Je me commande un sandwich irrésistible au bœuf, un café 1-1 avec un scone, genre étouffe-chrétien. Nous cassons la croute tous ensemble, certains se changent en homme grenouille et retournent affronter un univers aquatique. 

Mitch et Seb se régalent au Tim

Je vois arriver Gaby, Emmanuel et Kathia, je décide de les attendre pour rouler plus tranquillement. Le problème, c'est qu'ils commandent leur repas alors que j'ai terminé le mien. Moralité de l'histoire, ma pause va durer près d'une heure ! 

Mes nouveaux amis se restaurent encore, grouille avant qu'il mouille !

Le rapide Casey débarque à son tour, il a été victime d'une méchante crevaison, lui bousillant son pneu. Heureusement que Michel G lui a gentiment offert celui qu'il emporte en cas de problème de ce genre. Notre anglo a pu ainsi réparer et continuer son brevet. 

Mes acolytes ayant fini de se sustenter, nous nous rhabillons pour affronter des conditions équatoriales. Pour moi, ce sera sur-chaussures, coupe vent et protège pluie Goretex, rien sur mes jambes nues, il ne fait pas si froid. 

Nous repartons tels les quatre mousquetaires protégeant leur reine. Quatre crapauds et leur grenouille, croa, croa !!!



Étape 3, de Winchester à Ottawa, 63 km, total 219 km


C'est parti pour s'éclater dans les flaques d'eau. Autant se faire une raison, on va en avoir pour la journée. Les photos sur le vélo vont se faire rares, l'appareil étant bien rangé dans la poche arrière du maillot, avec l'imper par-dessus. Pas facile de le sortir de sa cache, c'est déjà une manœuvre assez dangereuse au sec. Alors sur route mouillée, je préfère tenir le guidon avec mes deux mains.

Nous empruntons à présent la route 43, assez passagère, mais dotée d'un bel accotement bien asphalté. Casey est le plus rapide de la bande, il se détache vite en avant. Gaby ne peut s'empêcher de lui coller aux basques, explosant notre petit groupe. Au bout de quelques kilomètres, notre gabspésien abandonne sa vaine poursuite, lui-même explosé. Il laisse filer notre anglo, disparaissant de notre champ de vision.

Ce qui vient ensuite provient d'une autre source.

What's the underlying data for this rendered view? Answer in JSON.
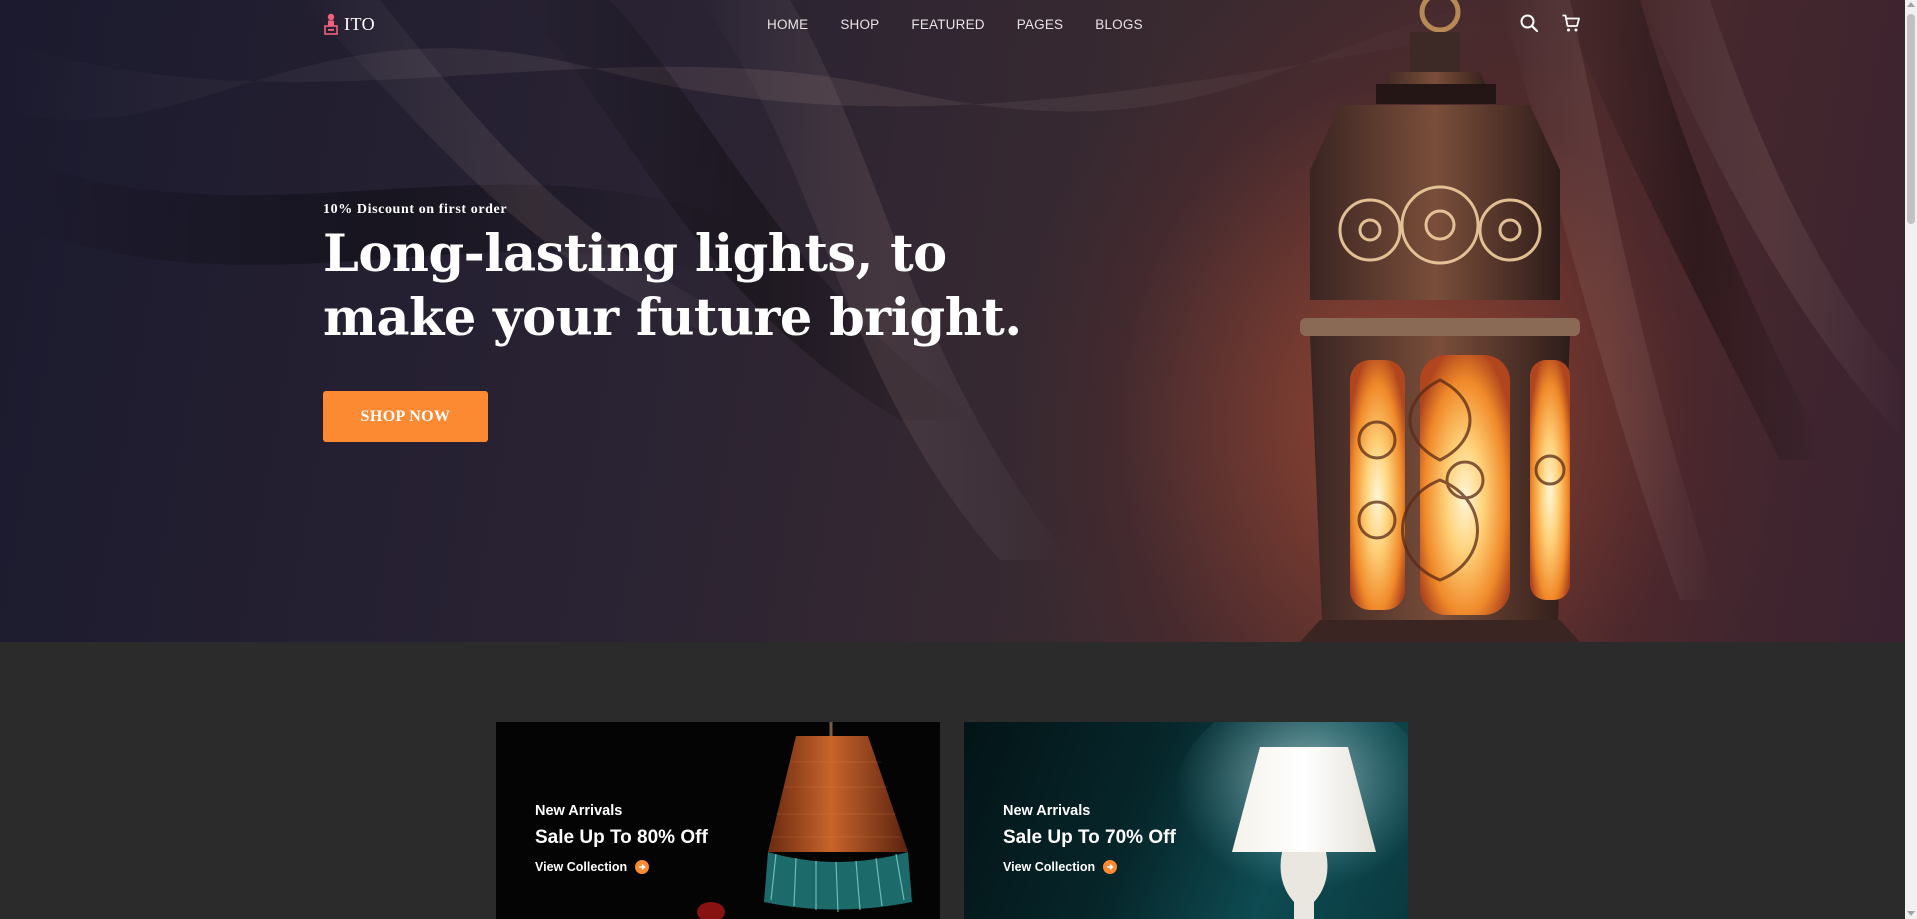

Km 174, nous quittons la grande route pour remonter plein nord vers Ottawa. La pluie tombe sans discontinuer, tantôt forte, tantôt faible. À la longue, on s'habitue. Ce soir, il va nous pousser des nageoires !

Km 182, nous longeons la rivière Rideau, nous la suivrons sur près de 50 kilomètres, jusqu'au centre ville de la capitale. De temps à autre, nous changeons de rive. 

Au km 192, j'avais spotté sur Google un restaurant panoramique avec des cygnes barbotant sur la rivière, Swan on the Rideau. Dans mes rêves, la belle boisson fraiche, bu sous un parasol, en regardant la marina de bateaux et les touristes en maillot !

Pour l'heure, c'est dans ma bulle ... d'eau que je pédale, en attendant que les kilomètres défilent rapidement. Jusqu'au prochain arrêt nous mettant au sec.

Puis le trafic routier s'intensifie sur la route 73. Je mène le quatuor à une allure relax, autour des 25 à l'heure, le vent nous poussant faiblement. Km 202 puis km 207, nous traversons le Rideau pour une énième fois.

À 500 mètres du 3ème contrôle, nous apercevons Olivier et Mitch sur la piste cyclable à proximité, vélo retourné, en train de réparer un flat. Ce n'est vraiment pas de chance.

Km 219, nous garons les bécyks devant un McDo de la banlieue, il est 14h30. La pause originale devait se faire en plein centre ville, proche du Parlement. Mais après consultation des Randonneurs Ontario et de quelques personnes connaissant la place, il nous a été fortement recommandé d'éviter les endroits trop touristiques, et mal famés. Est-ce qu'Ottawa serait en train de devenir le Chicago des années 1930 ?

McDo, toujours une valeur sûre pour Gaby

Regroupement général au royaume de Ronald. Kathia voulait aller au Farmer's Pick, considéré plus santé, elle ne semble pas apprécier les fast foods. 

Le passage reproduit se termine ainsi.